The pan-European STOXX 50 Index ended the week 3.66% higher, while the UK’s FTSE 100 Index rose 3.07%. Major U.S. indices recorded gains over the week with the tech heavy Nasdaq ending up 3.73%. In Asia China’s benchmark Shanghai Composite Index gained 1.6% for the week, outpacing the Nikkei’s 0.78% return for the week.
Market Moves of the Week
The South African Treasury expects a budget deficit (shortfall between revenue and expenditure) to grow to more than 14%, it has said in a presentation to social partners ahead of Wednesday’s supplementary budget. Prior to the Covid-19 crisis a budget deficit of 6.8% was estimated for the fiscal year. The presentation also shows a dramatic increase in government debt. In February, the budget showed a debt to GDP ratio of 71.6% by 2022/2023. Debt is now expected to reach 90.9% of GDP by 2022/2023. Finance minister Tito Mboweni will table his “emergency” budget on Wednesday.
The JSE closed firmer on Friday over good news regarding easing tensions between the U.S, and China, and the start of stimulus talks in Europe. The JSE all share index ended the week up 1.09% with the rand firming towards the close, ending the week at R17.33/$.

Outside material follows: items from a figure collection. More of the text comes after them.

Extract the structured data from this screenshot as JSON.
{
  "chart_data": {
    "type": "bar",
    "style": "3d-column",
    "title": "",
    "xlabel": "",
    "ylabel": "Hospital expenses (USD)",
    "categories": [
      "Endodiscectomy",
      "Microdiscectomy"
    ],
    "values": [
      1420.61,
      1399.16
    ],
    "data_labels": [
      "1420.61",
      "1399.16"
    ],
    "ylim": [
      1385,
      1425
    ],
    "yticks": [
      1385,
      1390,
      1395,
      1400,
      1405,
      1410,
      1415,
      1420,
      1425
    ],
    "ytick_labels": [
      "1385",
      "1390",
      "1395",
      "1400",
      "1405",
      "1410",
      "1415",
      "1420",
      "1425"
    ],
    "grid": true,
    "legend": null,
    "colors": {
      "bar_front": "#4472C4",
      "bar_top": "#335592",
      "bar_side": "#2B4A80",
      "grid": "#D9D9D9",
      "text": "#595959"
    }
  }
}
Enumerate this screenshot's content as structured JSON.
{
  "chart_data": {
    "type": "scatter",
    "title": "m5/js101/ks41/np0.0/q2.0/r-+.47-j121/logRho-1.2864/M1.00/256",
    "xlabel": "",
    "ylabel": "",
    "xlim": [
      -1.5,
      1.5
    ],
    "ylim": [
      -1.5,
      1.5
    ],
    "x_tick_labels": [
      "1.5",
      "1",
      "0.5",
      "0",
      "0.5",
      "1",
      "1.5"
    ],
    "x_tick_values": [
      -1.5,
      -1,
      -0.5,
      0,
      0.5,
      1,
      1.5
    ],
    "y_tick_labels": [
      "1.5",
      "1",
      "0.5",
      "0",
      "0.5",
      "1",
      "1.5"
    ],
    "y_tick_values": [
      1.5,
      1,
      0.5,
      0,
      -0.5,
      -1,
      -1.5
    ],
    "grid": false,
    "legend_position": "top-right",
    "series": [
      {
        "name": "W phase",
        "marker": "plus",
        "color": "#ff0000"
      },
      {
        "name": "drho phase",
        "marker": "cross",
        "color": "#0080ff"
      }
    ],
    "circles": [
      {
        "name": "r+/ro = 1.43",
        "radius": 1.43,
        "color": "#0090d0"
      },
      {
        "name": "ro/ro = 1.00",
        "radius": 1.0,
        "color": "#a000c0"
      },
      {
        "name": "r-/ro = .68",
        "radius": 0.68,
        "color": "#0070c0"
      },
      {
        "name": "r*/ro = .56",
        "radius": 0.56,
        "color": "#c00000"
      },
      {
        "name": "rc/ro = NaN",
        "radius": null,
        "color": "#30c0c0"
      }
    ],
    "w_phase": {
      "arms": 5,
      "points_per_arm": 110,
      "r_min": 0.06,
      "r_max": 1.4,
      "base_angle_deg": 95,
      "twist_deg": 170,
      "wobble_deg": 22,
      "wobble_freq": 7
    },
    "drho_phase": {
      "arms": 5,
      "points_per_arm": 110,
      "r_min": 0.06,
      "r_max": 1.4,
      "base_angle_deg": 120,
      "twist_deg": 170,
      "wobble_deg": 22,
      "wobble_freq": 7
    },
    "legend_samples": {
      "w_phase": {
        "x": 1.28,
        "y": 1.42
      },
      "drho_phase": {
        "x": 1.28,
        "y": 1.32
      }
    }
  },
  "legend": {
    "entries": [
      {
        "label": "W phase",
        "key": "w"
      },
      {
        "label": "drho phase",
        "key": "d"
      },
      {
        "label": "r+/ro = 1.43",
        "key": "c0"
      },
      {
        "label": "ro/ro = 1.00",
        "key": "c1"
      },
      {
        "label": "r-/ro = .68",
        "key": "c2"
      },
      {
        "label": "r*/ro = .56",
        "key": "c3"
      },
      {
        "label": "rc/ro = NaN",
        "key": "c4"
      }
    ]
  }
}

Gold gained to $1,756/oz supported by fears of surging global debt, escalating geopolitical tensions and concerns over a second wave of virus infections.
Chart of the Week
U.S. retail sales, a measure of purchases at stores, increased by 17.7% in May from a month earlier. This was more than double the expected estimate of 8.4%. Clothing and accessories stores reported the biggest percentage gain at 188% while sporting goods, hobby, musical instruments and book stores rose 88.2%. The sharp rebound is a positive sign that the US economy is improving, and that consumer spending is recovering from the coronavirus-induced lockdowns (consumer spending accounts for approximately 70% of U.S. GDP).